A quel âge devient-on senior au travail ? : décryptage d’une peur qui touche une partie des cadres

A quel âge devient-on senior au travail ? : décryptage d’une peur qui touche une partie des cadres

Est-ce l’âge qui fait le senior ? 42 % des 16-25 ans perçoivent les personnes âgées comme une charge pour la société, 30 % des jeunes pensent que les seniors ne sont pas une ressource importante pour le futur de la société, mais, paradoxalement, pour 83 % d’entre eux, ils sont aussi une source d’inspiration (“2e Baromètre des Relations Intergénérationnelles”, Service Civique Solidarité Seniors, 29/04/2024). Une étude glaçante qui reflète le rejet d’une population par une autre. Or, cette évolution nous touche tous inévitablement, en mode “on naît, on vit, on trépasse” (Audiard, Les tontons flingueurs). La version plus pessimiste retiendra le thriller cinquantenaire Soleil vert.

Il faut s’y faire : en 2050, plus du tiers de la population aura plus de 60 ans, contre 20 % en 2000. Le ressenti est moins lourd en sport : une athlète de gymnastique rythmique devient senior à 18 ans, alors qu’au même âge certains n’ont toujours pas commencé leurs études de médecine. A 35 ans, certains deviennent chirurgiens quand les footballeurs raccrochent les crampons. Quid du senior en entreprise ? “Il existe une différence entre le ressenti des recruteurs et de ceux qu’ils recrutent”, indique Aude Boudaud, directrice au sein du cabinet de recrutement Robert Walters.

“Une fois qu’ils ont passé la quarantaine, les salariés pensent souvent qu’ils deviennent seniors et se mettent une très forte pression.
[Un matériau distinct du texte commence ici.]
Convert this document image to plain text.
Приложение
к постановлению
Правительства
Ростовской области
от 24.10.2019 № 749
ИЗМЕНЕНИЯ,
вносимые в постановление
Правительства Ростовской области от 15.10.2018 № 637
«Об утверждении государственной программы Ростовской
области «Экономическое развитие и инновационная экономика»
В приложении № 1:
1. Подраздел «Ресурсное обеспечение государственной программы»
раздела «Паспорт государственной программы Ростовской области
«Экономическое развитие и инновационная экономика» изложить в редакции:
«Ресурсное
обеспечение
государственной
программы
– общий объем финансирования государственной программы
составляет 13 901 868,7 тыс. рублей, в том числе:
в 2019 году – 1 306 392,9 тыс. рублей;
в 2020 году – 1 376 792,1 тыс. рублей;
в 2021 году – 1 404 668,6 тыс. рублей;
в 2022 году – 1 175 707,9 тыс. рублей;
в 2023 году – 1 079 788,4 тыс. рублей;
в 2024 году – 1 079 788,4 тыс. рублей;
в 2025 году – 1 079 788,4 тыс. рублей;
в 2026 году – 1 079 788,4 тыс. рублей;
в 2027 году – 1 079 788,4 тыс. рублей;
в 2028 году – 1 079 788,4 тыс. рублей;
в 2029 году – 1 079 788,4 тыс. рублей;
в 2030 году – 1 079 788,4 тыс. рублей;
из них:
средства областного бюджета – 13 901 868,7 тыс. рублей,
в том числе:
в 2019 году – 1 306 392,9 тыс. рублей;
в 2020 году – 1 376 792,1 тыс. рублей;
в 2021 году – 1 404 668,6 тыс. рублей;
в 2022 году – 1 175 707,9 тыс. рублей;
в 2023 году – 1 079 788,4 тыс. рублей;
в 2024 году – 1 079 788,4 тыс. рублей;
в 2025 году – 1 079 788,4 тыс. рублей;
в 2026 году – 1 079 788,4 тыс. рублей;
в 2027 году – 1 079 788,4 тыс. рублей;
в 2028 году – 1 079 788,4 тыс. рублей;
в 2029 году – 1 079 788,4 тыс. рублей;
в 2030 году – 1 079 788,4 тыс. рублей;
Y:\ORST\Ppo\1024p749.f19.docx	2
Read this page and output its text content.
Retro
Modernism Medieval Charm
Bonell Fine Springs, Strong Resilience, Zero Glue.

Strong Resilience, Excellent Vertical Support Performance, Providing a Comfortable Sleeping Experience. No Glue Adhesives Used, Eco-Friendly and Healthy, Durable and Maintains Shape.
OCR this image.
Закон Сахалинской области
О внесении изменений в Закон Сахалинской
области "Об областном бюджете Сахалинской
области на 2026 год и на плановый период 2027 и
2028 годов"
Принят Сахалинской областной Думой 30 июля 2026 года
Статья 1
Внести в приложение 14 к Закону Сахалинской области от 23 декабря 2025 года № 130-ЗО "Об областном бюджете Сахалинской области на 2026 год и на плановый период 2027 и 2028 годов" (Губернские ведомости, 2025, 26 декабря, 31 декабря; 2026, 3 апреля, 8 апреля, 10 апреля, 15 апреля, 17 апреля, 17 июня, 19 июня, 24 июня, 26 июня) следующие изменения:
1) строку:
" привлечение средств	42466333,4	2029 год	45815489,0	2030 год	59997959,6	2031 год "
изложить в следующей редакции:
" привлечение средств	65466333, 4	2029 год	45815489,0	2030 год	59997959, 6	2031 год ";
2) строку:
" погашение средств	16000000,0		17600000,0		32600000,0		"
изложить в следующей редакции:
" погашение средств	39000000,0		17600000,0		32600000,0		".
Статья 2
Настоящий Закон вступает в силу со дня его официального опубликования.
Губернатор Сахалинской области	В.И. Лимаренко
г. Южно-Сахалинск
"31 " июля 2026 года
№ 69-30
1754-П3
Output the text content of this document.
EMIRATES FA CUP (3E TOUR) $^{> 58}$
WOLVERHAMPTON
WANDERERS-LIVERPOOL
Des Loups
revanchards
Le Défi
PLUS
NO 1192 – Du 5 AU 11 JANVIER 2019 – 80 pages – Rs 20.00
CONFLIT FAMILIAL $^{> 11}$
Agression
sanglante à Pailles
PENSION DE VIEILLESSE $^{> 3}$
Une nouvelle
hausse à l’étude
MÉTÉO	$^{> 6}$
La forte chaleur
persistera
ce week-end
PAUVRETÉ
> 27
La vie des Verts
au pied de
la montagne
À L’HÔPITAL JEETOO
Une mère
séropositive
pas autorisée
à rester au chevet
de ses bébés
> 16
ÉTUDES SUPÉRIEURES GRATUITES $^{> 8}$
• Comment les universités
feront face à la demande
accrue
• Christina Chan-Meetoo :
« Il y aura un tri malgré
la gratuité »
Ils estiment que le pic de la carrière se fait avant 45 ans”. Pourtant, selon Aude Boudaud, “c’est plutôt entre 45 et 55 ans que cela se joue”. Or, 23 % des entreprises révèlent avoir déjà écarté une candidature sur un critère d’âge, voire le font régulièrement, indique une enquête de Robert Walters (premier trimestre 2024).

Travailler sur les idées préconçues liées à l’âge

Le “vieux”, le senior, ne serait bon qu’à augmenter le coût de la mutuelle de l’entreprise, à avoir un salaire élevé, à être peu flexible avec des méthodes dépassées et on le convoque pour lui parler de tutorat ou de retraite. Agilité des jeunes contre arthrose des seniors ? C’est une discrimination au sens légal : “aucune personne ne peut être écartée d’une procédure de recrutement ou de nomination… aucun salarié ne peut être sanctionné, licencié ou faire l’objet d’une mesure discriminatoire, directe ou indirecte… en raison de son âge” (article L 1132-1 du code du travail).

D’autres études vont dans le même sens : “Les entreprises demeurent réticentes à recruter des cadres seniors [55 ans et plus]… Les cadres avec vingt ans d’expérience ou plus sont toujours la catégorie la moins favorisée dans les intentions de recrutement : ils représentent environ 5 % du total… Les obstacles à leur retour à l’emploi ont été largement documentés, parmi lesquels certains rejets de la part des recruteurs, appuyés sur des stéréotypes globaux et négatifs de nature discriminatoire” (“Projections professionnelles des cadres séniors. Un engagement protéiforme mais une volonté commune de transmettre”, Apec, avril 2024). Or, 78 % des entreprises se disent inquiètes quant à la pénurie de talents. Quid de l’inclusion des seniors avec un recul de l’âge de la retraite et d’une limite d’âge de 70 ans dans le privé et de 67 ans dans le public ? Pour Robert Walters, “travailler sur les idées préconçues liées à l’âge pourrait permettre d’attirer de nouveaux profils”. “En tant que cabinet de recrutement, notre rôle est de pousser les entreprises à réfléchir à leurs pratiques de recrutement, et à leur proposer des profils vers lesquels elles ne se tourneraient pas spontanément”, insiste Aude Boudaud.

Les jeunes générations aideront-elles les chasseurs de têtes ? Selon Elodie Gentina, docteure en sciences de gestion et professeure à l’IESEG School of Management, si 79 % des adultes placent à 70 ans l’âge du senior quand 40 % des 13-15 ans le mettent autour de 40 ans, 92 % des moins de 30 ans en entreprise estiment que le rapprochement intergénérationnel est important. Des jeunes qui répondent “OK boomer” à leurs parents ayant parfois sacrifié leur vie au travail, quand eux ne le placent pas au centre de leur vie, rappelle l’auteure de Manager la génération Z en entreprise (Dunod, 2023).

Des jeunes ancrés dans le présent mais aussi impliqués par la “générativité” (préoccupation d’un engagement pour les générations futures, notamment définie par Erickson en 1963). Des “Z” avides de transmission, ascendante et descendante.